John avança vers la femme. Il cachait quelque chose dans son dos. Eva eut peur, car le regard qui la fixait n’était plus celui d’un homme : il était ce gosse androgyne laissé en pâture sur la dune de son enfance, quand les vagues cognaient dans sa tête, quand Betty l’avait écrasé de tout son mépris. Impuissant. Le fantôme de sa conscience l’avait touché, meurtri, humilié. John n’était plus maintenant qu’une grimace effarée aux mains tremblantes, des secousses rapprochées qui faisaient rouler ses yeux. La lueur bleue jaillit et se ficha dans son crâne : il ne devait pas crier, c’était interdit. La lumière fouilla. Le visage de Betty apparut en kaléidoscope, angélique avec ses quatorze ans, ses joues rondes et ses cheveux blonds crasseux tombant sur les épaules. Il l’aimait. Elle aussi l’aimait. Elle lui avait même murmuré : « John, je veux que tu sois le premier à me faire l’amour… » L’adolescent avait baissé la tête. Jamais on ne lui avait dit une chose si belle et si terrible. Mais tout s’était brisé, cassé, arraché, dilapidé, pulvérisé. Le kaléidoscope tourna à toute vitesse et fonça vers le cœur de la lumière bleue. L’œil du cyclone. Betty disparut dans un cri, happée par la mer électrique.

— John, ça ne va pas ?

Mais sa voix manquait de tout. Elle recula d’un pas : il tenait dans sa main une sorte de trique. Eva resta pétrifiée. Une statue vivante. Un modèle… John fit un effort surhumain pour repousser la crise. Il passa la branche entre ses cuisses, redessina l’arrondi de ses formes, ce corps immobile, palpable, soulevé par la peur qu’il lui inspirait.

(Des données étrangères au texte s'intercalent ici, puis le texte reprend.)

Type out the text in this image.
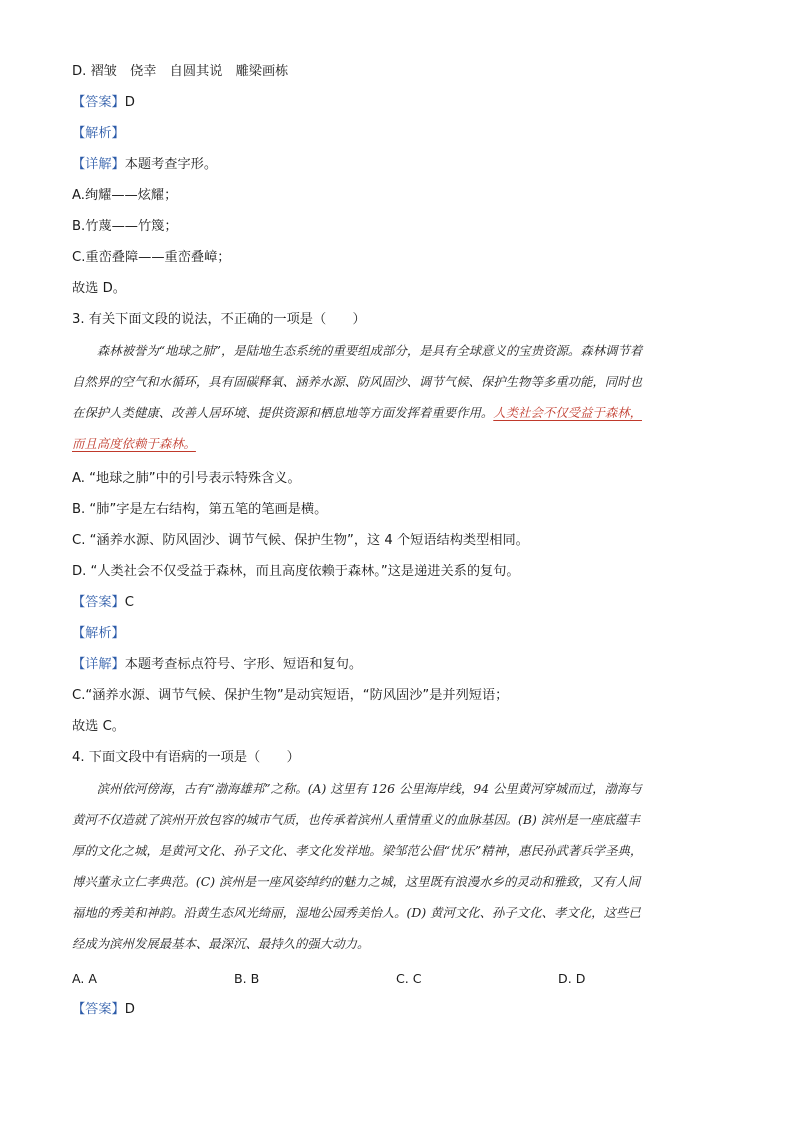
D. 褶皱　侥幸　自圆其说　雕梁画栋
【答案】D
【解析】
【详解】本题考查字形。
A.绚耀——炫耀；
B.竹蔑——竹篾；
C.重峦叠障——重峦叠嶂；
故选 D。
3. 有关下面文段的说法，不正确的一项是（　　）
森林被誉为“地球之肺”，是陆地生态系统的重要组成部分，是具有全球意义的宝贵资源。森林调节着
自然界的空气和水循环，具有固碳释氧、涵养水源、防风固沙、调节气候、保护生物等多重功能，同时也
在保护人类健康、改善人居环境、提供资源和栖息地等方面发挥着重要作用。人类社会不仅受益于森林，
而且高度依赖于森林。
A. “地球之肺”中的引号表示特殊含义。
B. “肺”字是左右结构，第五笔的笔画是横。
C. “涵养水源、防风固沙、调节气候、保护生物”，这 4 个短语结构类型相同。
D. “人类社会不仅受益于森林，而且高度依赖于森林。”这是递进关系的复句。
【答案】C
【解析】
【详解】本题考查标点符号、字形、短语和复句。
C.“涵养水源、调节气候、保护生物”是动宾短语，“防风固沙”是并列短语；
故选 C。
4. 下面文段中有语病的一项是（　　）
滨州依河傍海，古有“渤海雄邦”之称。(A) 这里有 126 公里海岸线，94 公里黄河穿城而过，渤海与
黄河不仅造就了滨州开放包容的城市气质，也传承着滨州人重情重义的血脉基因。(B) 滨州是一座底蕴丰
厚的文化之城，是黄河文化、孙子文化、孝文化发祥地。梁邹范公倡“忧乐”精神，惠民孙武著兵学圣典，
博兴董永立仁孝典范。(C) 滨州是一座风姿绰约的魅力之城，这里既有浪漫水乡的灵动和雅致，又有人间
福地的秀美和神韵。沿黄生态风光绮丽，湿地公园秀美怡人。(D) 黄河文化、孙子文化、孝文化，这些已
经成为滨州发展最基本、最深沉、最持久的强大动力。
A. A	B. B	C. C	D. D
【答案】D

— Oh ! John ! Je t’en prie…

Le bras de son amant allait s’abattre sur elle. Eva, en croisant ses yeux vides, succomba à la panique : elle recula et aussitôt s’enfuit vers le bush. En trois enjambées, John la rattrapa, la saisit par le bras et l’envoya valdinguer contre un arbre. Maintenant, elle était prête.

Dans un bref sifflement, la trique cingla sa cuisse. John grimaçait. Eva crut reconnaître la face immonde du heï-tiki de la maison. Elle subit. Et cria. Trois fois. Mais ne plia pas. John, lui, chancelait. Il cligna des yeux, finit par lâcher la branche et se retint au tronc de l’arbre. Les paupières lourdes, le sexe dur, son odeur forte dans les narines. Sueur et sperme. La chaleur de la bête.

Absent, John regardait ses mains : elles tremblaient, tout au moins coupables. Non, ce n’était pas lui. Pas lui.